For tabla player Sandeep Das, music isn’t merely entertainment: It’s a vehicle for conveying his deeply held beliefs. The liner notes to his new album, Delhi To Damascus, provide a mini-course in history and philosophy, and the 63-minute program gracefully mixes elements of Indian classical music with traditional styles that originated in Syria.

Under the canopy of his nonprofit initiative, Transcending Borders One Note at a Time, Das’ goal is to use music to unite people across geographic and cultural divides, and his new album fulfills that mission, drawing upon the borderless, genre-blending aesthetic to which he has contributed during the past 20 years as a member of Yo-Yo Ma’s Silkroad Ensemble.

Das’ HUM Ensemble consists of Syrian oud player Kinan Adnawi and two fellow Indian musicians: sitar player Rajib Karmakar and Suhail Yusuf Khan, an eighth-generation master of the sarangi, a bowed string instrument.

Surrounding himself with players deeply immersed in ethnomusicology, Das has crafted tracks that showcase the shared timbral colors of the four instruments, resulting in an organic set of music that not only warrants repeated spins, it practically demands it.

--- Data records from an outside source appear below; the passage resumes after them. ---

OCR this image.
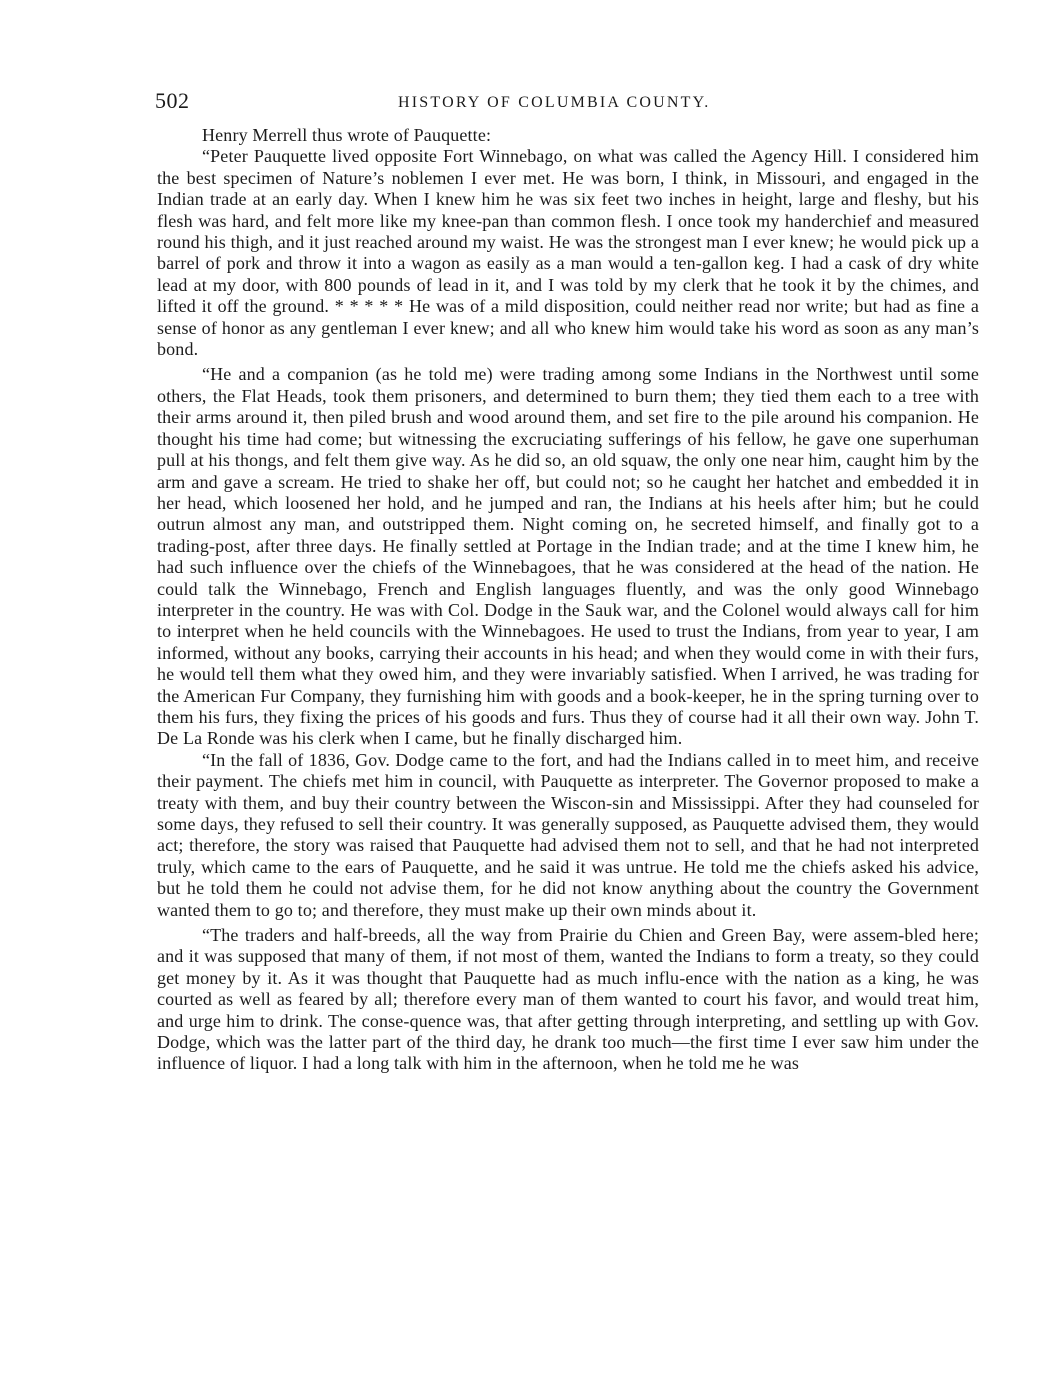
502	HISTORY OF COLUMBIA COUNTY.

Henry Merrell thus wrote of Pauquette:

“Peter Pauquette lived opposite Fort Winnebago, on what was called the Agency Hill. I considered him the best specimen of Nature’s noblemen I ever met. He was born, I think, in Missouri, and engaged in the Indian trade at an early day. When I knew him he was six feet two inches in height, large and fleshy, but his flesh was hard, and felt more like my knee-pan than common flesh. I once took my handerchief and measured round his thigh, and it just reached around my waist. He was the strongest man I ever knew; he would pick up a barrel of pork and throw it into a wagon as easily as a man would a ten-gallon keg. I had a cask of dry white lead at my door, with 800 pounds of lead in it, and I was told by my clerk that he took it by the chimes, and lifted it off the ground. * * * * * He was of a mild disposition, could neither read nor write; but had as fine a sense of honor as any gentleman I ever knew; and all who knew him would take his word as soon as any man’s bond.

“He and a companion (as he told me) were trading among some Indians in the Northwest until some others, the Flat Heads, took them prisoners, and determined to burn them; they tied them each to a tree with their arms around it, then piled brush and wood around them, and set fire to the pile around his companion. He thought his time had come; but witnessing the excruciating sufferings of his fellow, he gave one superhuman pull at his thongs, and felt them give way. As he did so, an old squaw, the only one near him, caught him by the arm and gave a scream. He tried to shake her off, but could not; so he caught her hatchet and embedded it in her head, which loosened her hold, and he jumped and ran, the Indians at his heels after him; but he could outrun almost any man, and outstripped them. Night coming on, he secreted himself, and finally got to a trading-post, after three days. He finally settled at Portage in the Indian trade; and at the time I knew him, he had such influence over the chiefs of the Winnebagoes, that he was considered at the head of the nation. He could talk the Winnebago, French and English languages fluently, and was the only good Winnebago interpreter in the country. He was with Col. Dodge in the Sauk war, and the Colonel would always call for him to interpret when he held councils with the Winnebagoes. He used to trust the Indians, from year to year, I am informed, without any books, carrying their accounts in his head; and when they would come in with their furs, he would tell them what they owed him, and they were invariably satisfied. When I arrived, he was trading for the American Fur Company, they furnishing him with goods and a book-keeper, he in the spring turning over to them his furs, they fixing the prices of his goods and furs. Thus they of course had it all their own way. John T. De La Ronde was his clerk when I came, but he finally discharged him.

“In the fall of 1836, Gov. Dodge came to the fort, and had the Indians called in to meet him, and receive their payment. The chiefs met him in council, with Pauquette as interpreter. The Governor proposed to make a treaty with them, and buy their country between the Wiscon-sin and Mississippi. After they had counseled for some days, they refused to sell their country. It was generally supposed, as Pauquette advised them, they would act; therefore, the story was raised that Pauquette had advised them not to sell, and that he had not interpreted truly, which came to the ears of Pauquette, and he said it was untrue. He told me the chiefs asked his advice, but he told them he could not advise them, for he did not know anything about the country the Government wanted them to go to; and therefore, they must make up their own minds about it.

“The traders and half-breeds, all the way from Prairie du Chien and Green Bay, were assem-bled here; and it was supposed that many of them, if not most of them, wanted the Indians to form a treaty, so they could get money by it. As it was thought that Pauquette had as much influ-ence with the nation as a king, he was courted as well as feared by all; therefore every man of them wanted to court his favor, and would treat him, and urge him to drink. The conse-quence was, that after getting through interpreting, and settling up with Gov. Dodge, which was the latter part of the third day, he drank too much—the first time I ever saw him under the influence of liquor. I had a long talk with him in the afternoon, when he told me he was
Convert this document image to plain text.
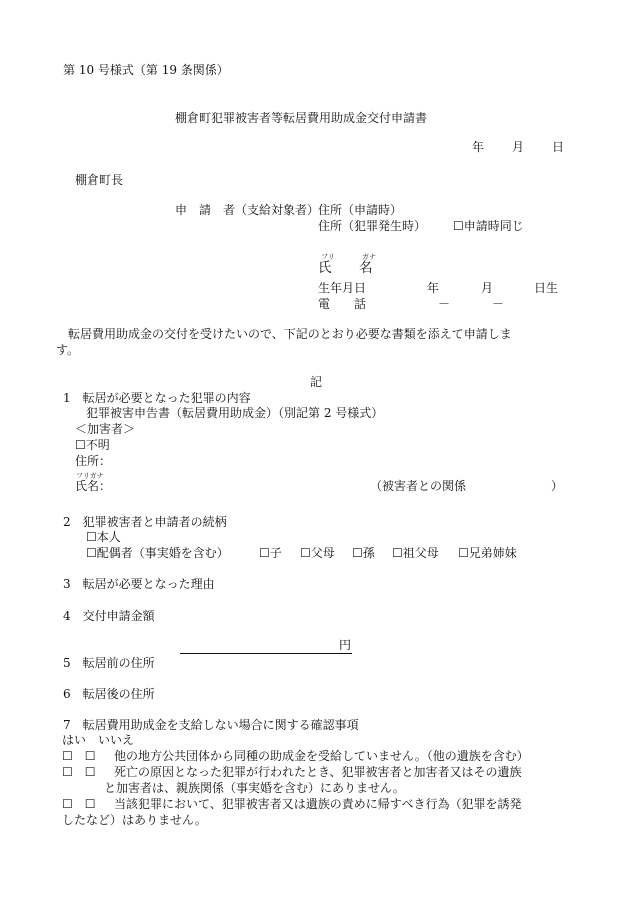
第 10 号様式（第 19 条関係）
棚倉町犯罪被害者等転居費用助成金交付申請書
年 月 日
棚倉町長
申　請　者（支給対象者）
住所（申請時）
住所（犯罪発生時） ☐申請時同じ
フリ	ガナ
氏 名
生年月日	年	月	日生
電　　話	－	－
転居費用助成金の交付を受けたいので、下記のとおり必要な書類を添えて申請しま
す。
記
1　転居が必要となった犯罪の内容
犯罪被害申告書（転居費用助成金）（別記第 2 号様式）
＜加害者＞
☐不明
住所：
フリガナ
氏名：	（被害者との関係	）
2　犯罪被害者と申請者の続柄
☐本人
☐配偶者（事実婚を含む）	☐子 ☐父母 ☐孫 ☐祖父母 ☐兄弟姉妹
3　転居が必要となった理由
4　交付申請金額
円
5　転居前の住所
6　転居後の住所
7　転居費用助成金を支給しない場合に関する確認事項
はい　いいえ
☐　☐ 他の地方公共団体から同種の助成金を受給していません。（他の遺族を含む）
☐　☐ 死亡の原因となった犯罪が行われたとき、犯罪被害者と加害者又はその遺族
と加害者は、親族関係（事実婚を含む）にありません。
☐　☐ 当該犯罪において、犯罪被害者又は遺族の責めに帰すべき行為（犯罪を誘発
したなど）はありません。
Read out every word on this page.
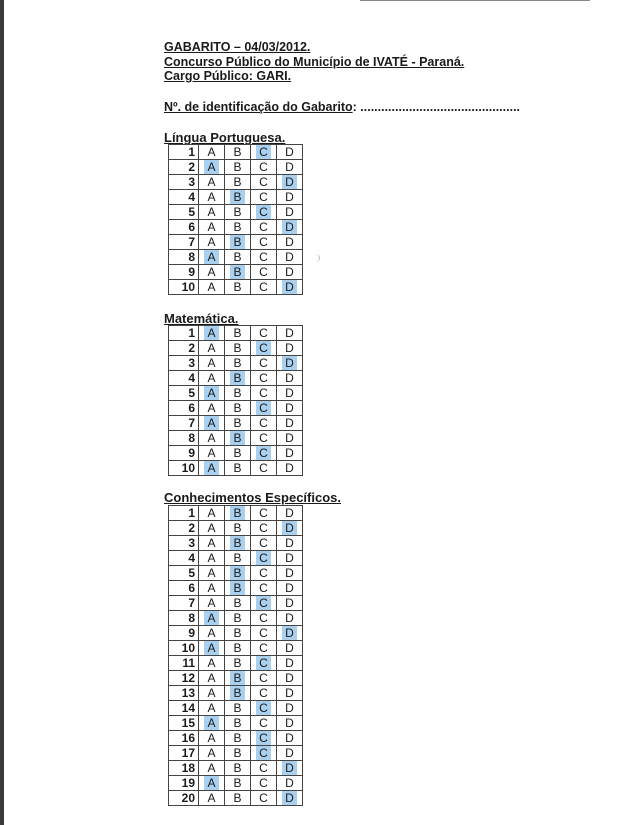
GABARITO – 04/03/2012.
Concurso Público do Município de IVATÉ - Paraná.
Cargo Público: GARI.
Nº. de identificação do Gabarito: ..............................................
Língua Portuguesa.
1	A	B	C	D
2	A	B	C	D
3	A	B	C	D
4	A	B	C	D
5	A	B	C	D
6	A	B	C	D
7	A	B	C	D
8	A	B	C	D
9	A	B	C	D
10	A	B	C	D
Matemática.
1	A	B	C	D
2	A	B	C	D
3	A	B	C	D
4	A	B	C	D
5	A	B	C	D
6	A	B	C	D
7	A	B	C	D
8	A	B	C	D
9	A	B	C	D
10	A	B	C	D
Conhecimentos Específicos.
1	A	B	C	D
2	A	B	C	D
3	A	B	C	D
4	A	B	C	D
5	A	B	C	D
6	A	B	C	D
7	A	B	C	D
8	A	B	C	D
9	A	B	C	D
10	A	B	C	D
11	A	B	C	D
12	A	B	C	D
13	A	B	C	D
14	A	B	C	D
15	A	B	C	D
16	A	B	C	D
17	A	B	C	D
18	A	B	C	D
19	A	B	C	D
20	A	B	C	D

In the hands of others, this type of culture-mixing music might sound dry or overly academic, but empathetic leaders like Ma and Das know that getting listeners to bob their heads is just as important as sparking their intellectual curiosity.

The program consists of original compositions by band members, as well as their arrangements of traditional material, including some Indian ragas. The album’s zenith is “I Came, I Saw, I Surrendered,” a traditional tune arranged by Das and Karmakar that showcases a hypnotic dialogue between the plucked sitar and the bowed sarangi, before building to a mighty sonic wave that crests to become a completely safe yet effective mood elevator. Sculpting an organic program that can be both soothing and exciting is no easy task, but this quartet was more than up for the challenge on this, its recorded debut.

With Delhi To Damascus, Das and his fellow travelers have delivered a road map for some irresistible aural adventures.